Rep: Ira Sasmita/ Red: Ajeng Ritzki Pitakasari
Korupsi (ilustrasi).
Foto: luwuraya.com
Korupsi (ilustrasi).

REPUBLIKA.CO.ID, JAKARTA -- Perilaku balas budi politik adalah pemicu maraknya korupsi di Dewan Perwakilan Rakyat (DPR). Badan legislatif tersebut dijadikan lahan untuk membayar pengorbanan yang telah mereka lakukan sebelum terpilih dan mendapatkan kursi di sana.

"Calon legislatif mendanai kampanye dengan dana pribadi, dan tentu saja dari partai politik. Kemudian dari kelompok tertentu seperti pengusaha. Sehingga ketika sudah mendapatkan kekuasaan, anggota legislatif menjadikannya sebagai kesempatan untuk balik modal, yang akhirnya berujung pada korupsi," ujar pengamat politik, Ray Rangkuti, di Warung Daun Cikini, Jakarta Pusat, Sabtu (23/6).

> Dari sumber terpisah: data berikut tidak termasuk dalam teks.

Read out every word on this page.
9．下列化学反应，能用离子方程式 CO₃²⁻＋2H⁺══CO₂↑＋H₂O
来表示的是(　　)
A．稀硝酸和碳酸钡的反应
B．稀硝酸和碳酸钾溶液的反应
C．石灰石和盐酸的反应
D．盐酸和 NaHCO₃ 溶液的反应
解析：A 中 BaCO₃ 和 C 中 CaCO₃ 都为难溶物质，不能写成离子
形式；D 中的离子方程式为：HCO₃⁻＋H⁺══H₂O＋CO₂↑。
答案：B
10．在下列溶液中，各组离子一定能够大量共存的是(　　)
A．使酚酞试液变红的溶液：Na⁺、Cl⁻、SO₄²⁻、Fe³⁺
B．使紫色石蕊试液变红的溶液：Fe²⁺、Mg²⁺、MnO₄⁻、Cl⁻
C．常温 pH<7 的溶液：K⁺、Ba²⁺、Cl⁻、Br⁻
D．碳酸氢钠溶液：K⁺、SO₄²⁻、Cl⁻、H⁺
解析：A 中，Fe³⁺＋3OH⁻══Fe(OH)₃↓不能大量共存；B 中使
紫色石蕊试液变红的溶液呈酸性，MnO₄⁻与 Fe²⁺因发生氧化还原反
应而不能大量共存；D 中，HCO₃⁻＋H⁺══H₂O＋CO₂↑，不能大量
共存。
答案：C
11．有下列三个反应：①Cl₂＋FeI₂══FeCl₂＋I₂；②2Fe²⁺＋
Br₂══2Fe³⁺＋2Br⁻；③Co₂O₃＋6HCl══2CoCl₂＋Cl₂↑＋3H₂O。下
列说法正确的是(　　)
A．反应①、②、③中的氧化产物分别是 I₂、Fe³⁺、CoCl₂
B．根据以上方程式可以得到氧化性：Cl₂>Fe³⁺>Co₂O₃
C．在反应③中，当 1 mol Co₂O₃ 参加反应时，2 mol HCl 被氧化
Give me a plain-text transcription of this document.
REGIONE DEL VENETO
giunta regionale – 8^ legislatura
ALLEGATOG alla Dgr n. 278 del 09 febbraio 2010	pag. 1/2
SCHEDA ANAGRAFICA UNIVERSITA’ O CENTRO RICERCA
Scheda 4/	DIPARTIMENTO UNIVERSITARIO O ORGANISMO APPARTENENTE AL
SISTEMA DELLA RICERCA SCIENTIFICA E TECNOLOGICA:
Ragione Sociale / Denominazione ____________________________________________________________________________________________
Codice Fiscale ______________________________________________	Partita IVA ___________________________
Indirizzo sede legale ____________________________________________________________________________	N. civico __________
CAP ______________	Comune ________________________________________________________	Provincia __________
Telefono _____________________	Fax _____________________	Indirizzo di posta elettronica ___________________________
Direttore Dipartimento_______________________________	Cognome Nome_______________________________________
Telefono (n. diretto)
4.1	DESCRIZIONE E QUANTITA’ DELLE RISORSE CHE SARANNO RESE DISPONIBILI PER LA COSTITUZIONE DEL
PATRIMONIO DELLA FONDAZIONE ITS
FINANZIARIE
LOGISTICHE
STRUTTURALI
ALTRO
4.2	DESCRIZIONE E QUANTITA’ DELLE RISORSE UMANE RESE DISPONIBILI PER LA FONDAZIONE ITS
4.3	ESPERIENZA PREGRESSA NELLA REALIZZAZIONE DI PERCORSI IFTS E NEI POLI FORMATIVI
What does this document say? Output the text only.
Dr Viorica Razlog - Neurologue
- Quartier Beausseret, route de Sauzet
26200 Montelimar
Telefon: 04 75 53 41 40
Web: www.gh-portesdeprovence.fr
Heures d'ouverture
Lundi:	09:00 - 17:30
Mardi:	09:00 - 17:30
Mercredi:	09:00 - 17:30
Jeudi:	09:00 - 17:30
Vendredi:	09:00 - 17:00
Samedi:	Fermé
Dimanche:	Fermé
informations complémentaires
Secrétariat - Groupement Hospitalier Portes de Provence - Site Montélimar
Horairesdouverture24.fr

Calon legislatif, dipastikan Ray, akan menemui masalah dalam pendanaan kampanyenya. Sebab, caleg memiliki kewajiban untuk mendanai keluarga, partai politik, dan aktifitas politiknya.

Dukungan kelompok tertentu, seperti pengusaha, menjadi solusi favorit yang kerap dipilih caleg. Alhasil, aksioma "There is no such a free lunch in politics", melahirkan budaya politik balas budi.

"Dana kampanye yang biasanya mencapai angka miliaran harus dikembalikan jika kursi sudah diperoleh. Tidak cukup dengan kebijakan yang berpihak pada pengusaha saja, mau tidak mau, korupsi jadi opsi tak terhindarkan," kata Direktur Lingkar Madani ini.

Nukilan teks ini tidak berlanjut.